Both axes of a theodolite are equipped with graduated circles that can be read out through magnifying lenses. The vertical circle (the one associated with the horizontal axis) should read 90° or 100 grad when the sight axis is horizontal (or 270°, 300 grad, when the instrument is in its second position, "turned over" or "plunged"). Half of the difference with 300 grad is called the "index error".
The horizontal and vertical axes of a theodolite must be mutually perpendicular. The condition where they deviate from perpendicularity (and the amount by which) is referred to as "horizontal axis error". The optical axis of the telescope, called the "sight axis" and defined by the optical center of the objective and the center of the crosshairs in its focal plane, must similarly be perpendicular to the horizontal axis. Any deviation from perpendicularity is the "collimation error".
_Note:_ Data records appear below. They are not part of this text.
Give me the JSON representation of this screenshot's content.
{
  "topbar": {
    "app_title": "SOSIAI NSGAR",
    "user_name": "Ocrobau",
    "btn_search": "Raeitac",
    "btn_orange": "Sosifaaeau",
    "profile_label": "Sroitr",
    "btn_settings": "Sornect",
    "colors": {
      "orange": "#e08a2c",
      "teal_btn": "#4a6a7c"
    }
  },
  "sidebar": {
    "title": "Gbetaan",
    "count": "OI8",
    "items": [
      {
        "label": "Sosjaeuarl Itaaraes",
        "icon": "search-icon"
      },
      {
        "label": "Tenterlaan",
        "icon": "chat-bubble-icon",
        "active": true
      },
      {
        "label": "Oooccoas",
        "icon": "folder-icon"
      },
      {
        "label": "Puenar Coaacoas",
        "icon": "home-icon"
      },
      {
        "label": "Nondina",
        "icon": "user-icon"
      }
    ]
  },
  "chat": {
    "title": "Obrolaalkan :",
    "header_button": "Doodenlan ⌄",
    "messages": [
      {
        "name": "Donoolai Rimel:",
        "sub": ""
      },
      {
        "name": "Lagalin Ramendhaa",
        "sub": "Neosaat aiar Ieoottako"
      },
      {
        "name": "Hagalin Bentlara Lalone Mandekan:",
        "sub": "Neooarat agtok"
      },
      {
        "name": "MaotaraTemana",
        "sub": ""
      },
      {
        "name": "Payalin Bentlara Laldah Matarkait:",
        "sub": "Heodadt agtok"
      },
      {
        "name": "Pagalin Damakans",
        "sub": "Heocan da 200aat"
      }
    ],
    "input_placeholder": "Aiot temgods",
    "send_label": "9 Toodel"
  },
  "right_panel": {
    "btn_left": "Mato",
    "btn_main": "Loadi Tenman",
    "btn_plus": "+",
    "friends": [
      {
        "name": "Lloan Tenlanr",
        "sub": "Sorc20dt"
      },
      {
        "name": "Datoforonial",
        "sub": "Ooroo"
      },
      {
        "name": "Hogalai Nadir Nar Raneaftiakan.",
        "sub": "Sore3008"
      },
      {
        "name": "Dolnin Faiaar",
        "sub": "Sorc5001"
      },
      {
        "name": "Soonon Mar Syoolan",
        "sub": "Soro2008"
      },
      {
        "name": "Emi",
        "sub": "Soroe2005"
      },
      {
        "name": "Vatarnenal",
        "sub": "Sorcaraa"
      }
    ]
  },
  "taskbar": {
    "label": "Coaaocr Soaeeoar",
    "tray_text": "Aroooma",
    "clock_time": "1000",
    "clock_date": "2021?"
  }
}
Horizontal axis error, collimation error and index error are regularly determined by calibration, and removed by mechanical adjustment at the factory in case they grow overly large. Their existence is taken into account in the choice of measurement procedure in order to eliminate their effect on the measurement results.
A theodolite is mounted on the tripod head by means of a forced centering plate or tribrach, containing four thumbscrews (or in some modern theodolites three thumbscrews) for rapid levelling. Before use, a theodolite must be placed precisely and vertically over the point to be measured — centering — and its vertical axis aligned with local gravity — leveling. The former is done using a plumb bob, spirit level, optical or laser plummet.